それでプラスマイナス、ゼロってことで今日はお咎め無しね。
でも、あの親子にはなんて説明を―――
あ。ママならうまく誤魔化してくれるわよね?!
「トランクス。一旦下に降りてくれる?ジェットフライヤーで帰りましょ」
「え〜・・・飛んで帰れるよ、ボク」
「でもね、飛んじゃダメだって言ったでしょ?誰かに見られると後で大変なのよ。
ママも困っちゃうの。ね?」
まだ納得いかないといった顔をするもコクンと頷くトランクス。
自分で言うのもなんだけど、
私とベジータの子供のくせによくもまぁこんなに良い子に育ったと感心すらする。
ママのお陰かしら?
いやいや、私の性格を受け継いだのよね。
そんなことを考えながらも人気のないところに降りたトランクスも乗せて自宅へと向かう。
今日はなんだか仕事をするよりも疲れる気がする。
―――そういえば。
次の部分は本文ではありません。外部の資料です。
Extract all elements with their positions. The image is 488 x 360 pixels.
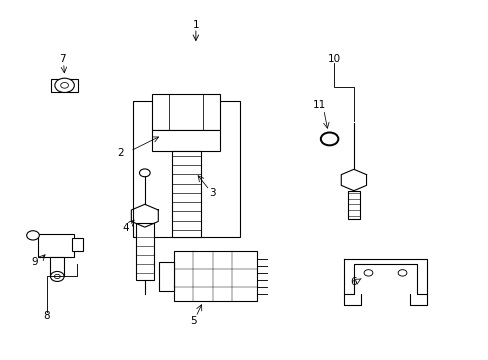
Bar — [38, 234, 74, 257]
Text: 5: 5 — [190, 316, 196, 326]
Text: 9: 9 — [31, 257, 38, 267]
Bar — [152, 94, 220, 130]
Text: 4: 4 — [122, 223, 128, 233]
Text: 8: 8 — [43, 311, 50, 321]
Text: 2: 2 — [117, 148, 123, 158]
Bar — [174, 251, 256, 301]
Circle shape — [364, 270, 372, 276]
Text: 10: 10 — [327, 54, 340, 64]
Circle shape — [139, 169, 150, 177]
Text: 3: 3 — [209, 188, 216, 198]
Text: 6: 6 — [350, 277, 356, 287]
Text: 7: 7 — [59, 54, 66, 64]
Circle shape — [397, 270, 406, 276]
Bar — [132, 102, 239, 237]
Bar — [50, 257, 64, 276]
Text: 1: 1 — [192, 19, 199, 30]
Circle shape — [55, 78, 74, 93]
Bar — [152, 130, 220, 152]
Circle shape — [320, 132, 338, 145]
Bar — [347, 191, 360, 219]
Circle shape — [50, 271, 64, 282]
Circle shape — [54, 274, 60, 279]
Bar — [171, 152, 201, 237]
Bar — [159, 262, 174, 291]
Bar — [51, 79, 78, 93]
Bar — [136, 223, 153, 280]
Bar — [72, 238, 82, 251]
Text: 11: 11 — [313, 100, 326, 110]
Circle shape — [61, 82, 68, 88]
Circle shape — [27, 231, 39, 240]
と、ベジータが怪我した女の子抱えあげたことを思い出した。
トランクスですらその手に抱いたことないくせに、女の子は別ってことなのかしら?
そんなにかわいい子だった?
あまりにもその光景が滑稽すぎて、女の子の顔なんて少しも見てないわ。
・・・もしかして、好みの子だったとか・・・?
いくらなんでもそれはないわよね?
ない、わよね?
だって、トランクスと同じ年の子よ?
・・・・・・・・・。
「ママ?」「・・・・・・え?」
「どうしたの?とっくに家に着いたよ?」
「え?あ、そ、そうね。そうだったわね。あはははは・・・」
「ママ、変なの。ねぇ、これから悟天のところに遊びに行ってきても、いい?」
「あ、はいはい。いいけど、一人で行けるの?帰りは悟飯君に送ってもらってね?」
「は〜い。行ってきます!!」
玄関から入りリビングへと足を向けると、何か食事をしたのだろう。
使った食器がシンクにたくさん積まれていた。
さっき食べたばかりなような気がするのは、私の朝食の時間が極端に遅かったせいだ。
テレビで重力室のモニタを確認すれば、
文句を言っていたわりにしっかり重力室でトレーニング中のベジータ。
まったく・・・重力室、調子悪かったんじゃないの?
そこで思い出したさっき思い当たったこと。
トランクスが女の子だったらベジータはあの子と同じように抱えてあげるのだろうか?
必要以上に娘について回ったり、カメラ片手に運動会とか張り切って撮影したり?
・・・・・・ないわね。
想像できないわ。なら、やっぱり・・・年下好みってこと?
にしても年下過ぎない?ありえない!
とはわかっていてもそんな風にしか考えられない。
だって、じゃなきゃ怪我人に手を差し伸べるなんてそんなこと、
ベジータの性格から言って考えられない出来事であることに今更ながらに焦りだしていた。